Margery Fish turned to gardening when she was in her mid-forties and went on to develop the whole concept of a cottage garden. She had a love of flowers coupled with a passion for nature and made an intensive research into the traditionally grown plants with which cottage gardens in Britain were once so densely planted.
In one of her books ‘Cottage Garden Flowers’ first published in 1961, she writes, ‘Nowhere in the world is there anything like the English cottage garden. In every village and hamlet in the land there are these little gardens, always gay and never garish, and so obviously loved.

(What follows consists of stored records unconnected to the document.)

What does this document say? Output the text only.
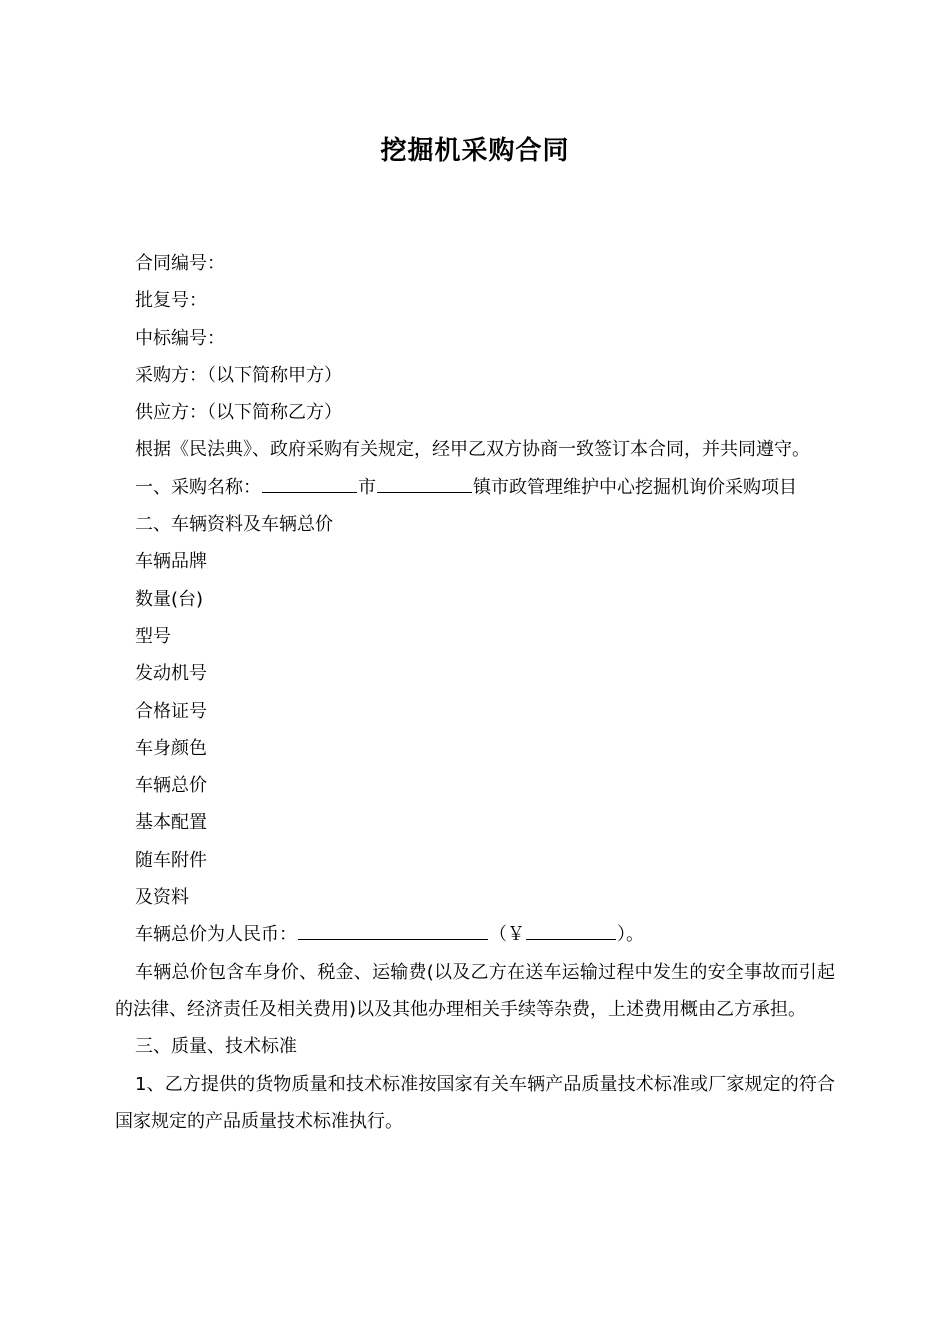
挖掘机采购合同
合同编号：
批复号：
中标编号：
采购方：（以下简称甲方）
供应方：（以下简称乙方）
根据《民法典》、政府采购有关规定，经甲乙双方协商一致签订本合同，并共同遵守。
一、采购名称：	市	镇市政管理维护中心挖掘机询价采购项目
二、车辆资料及车辆总价
车辆品牌
数量(台)
型号
发动机号
合格证号
车身颜色
车辆总价
基本配置
随车附件
及资料
车辆总价为人民币：	（￥	）。
车辆总价包含车身价、税金、运输费(以及乙方在送车运输过程中发生的安全事故而引起的法律、经济责任及相关费用)以及其他办理相关手续等杂费，上述费用概由乙方承担。
三、质量、技术标准
1、乙方提供的货物质量和技术标准按国家有关车辆产品质量技术标准或厂家规定的符合国家规定的产品质量技术标准执行。
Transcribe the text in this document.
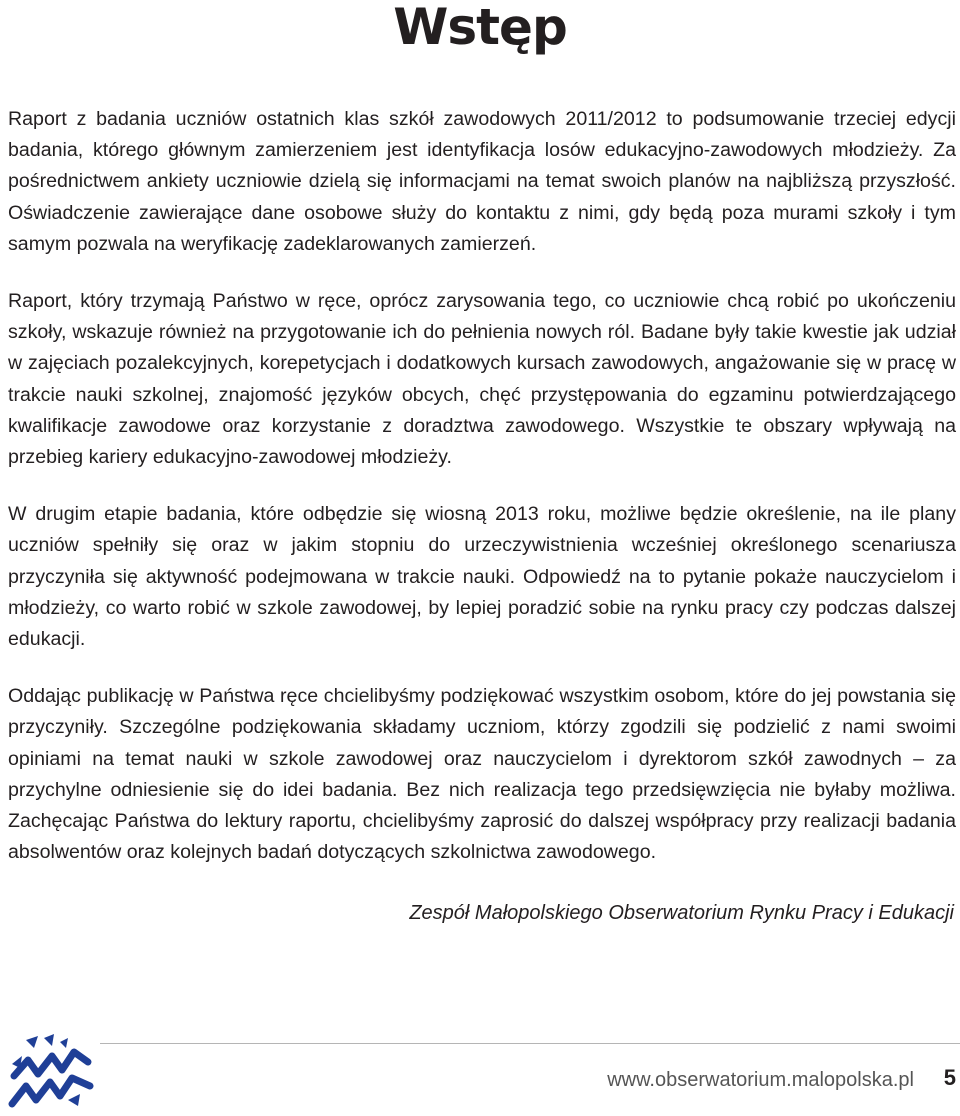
Wstęp

Raport z badania uczniów ostatnich klas szkół zawodowych 2011/2012 to podsumowanie trzeciej edycji badania, którego głównym zamierzeniem jest identyfikacja losów edukacyjno-zawodowych młodzieży. Za pośrednictwem ankiety uczniowie dzielą się informacjami na temat swoich planów na najbliższą przyszłość. Oświadczenie zawierające dane osobowe służy do kontaktu z nimi, gdy będą poza murami szkoły i tym samym pozwala na weryfikację zadeklarowanych zamierzeń.

Raport, który trzymają Państwo w ręce, oprócz zarysowania tego, co uczniowie chcą robić po ukończeniu szkoły, wskazuje również na przygotowanie ich do pełnienia nowych ról. Badane były takie kwestie jak udział w zajęciach pozalekcyjnych, korepetycjach i dodatkowych kursach zawodowych, angażowanie się w pracę w trakcie nauki szkolnej, znajomość języków obcych, chęć przystępowania do egzaminu potwierdzającego kwalifikacje zawodowe oraz korzystanie z doradztwa zawodowego. Wszystkie te obszary wpływają na przebieg kariery edukacyjno-zawodowej młodzieży.

W drugim etapie badania, które odbędzie się wiosną 2013 roku, możliwe będzie określenie, na ile plany uczniów spełniły się oraz w jakim stopniu do urzeczywistnienia wcześniej określonego scenariusza przyczyniła się aktywność podejmowana w trakcie nauki. Odpowiedź na to pytanie pokaże nauczycielom i młodzieży, co warto robić w szkole zawodowej, by lepiej poradzić sobie na rynku pracy czy podczas dalszej edukacji.

Oddając publikację w Państwa ręce chcielibyśmy podziękować wszystkim osobom, które do jej powstania się przyczyniły. Szczególne podziękowania składamy uczniom, którzy zgodzili się podzielić z nami swoimi opiniami na temat nauki w szkole zawodowej oraz nauczycielom i dyrektorom szkół zawodnych – za przychylne odniesienie się do idei badania. Bez nich realizacja tego przedsięwzięcia nie byłaby możliwa. Zachęcając Państwa do lektury raportu, chcielibyśmy zaprosić do dalszej współpracy przy realizacji badania absolwentów oraz kolejnych badań dotyczących szkolnictwa zawodowego.

Zespół Małopolskiego Obserwatorium Rynku Pracy i Edukacji

www.obserwatorium.malopolska.pl 5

There are not so many now, alas, as those cottages of cob or brick, with their thatched roofs and tiny crooked windows, are disappearing to make way for council houses and modern bungalows, but the flowers remain, flowers that have come to be known as ‘cottage flowers’ because of their simple, steadfast qualities.’
Margery Fish encouraged her readers to ‘cherish the simple flowers that brightened our cottage gardens for so many years.’ She created the now famous garden at East Lambrook Manor from 1938, which remains a monument to her. The abundant style of planting reflected her interest in plants and this coupled with her extensive knowledge of soils and situations as to which suited each plant, made her garden very popular in the 1950’s and 60’s.
After her death in 1969, the garden became neglected, but happily has been carefully restored since 1985 and now remains a living monument to a great lady, enjoying visitors from all over the world. The Elizabethan manor built of Ham stone, stands amongst a haven of horticultural interest with ambling paths and natural gullies with some structure given using pollarded willows and a curving avenue of domed Chamaecyparis.
Margery Fish was one of the most admired gardeners and garden writers of her day, after Vita Sackville-West. Her many articles and books inspired garden enthusiasts with her easy read knowledge and observation. A passion for nature and ability to mix plants effectively even in the smallest space and in differing environments, made her ideas relevant to all gardeners of her time and for future generations of gardeners.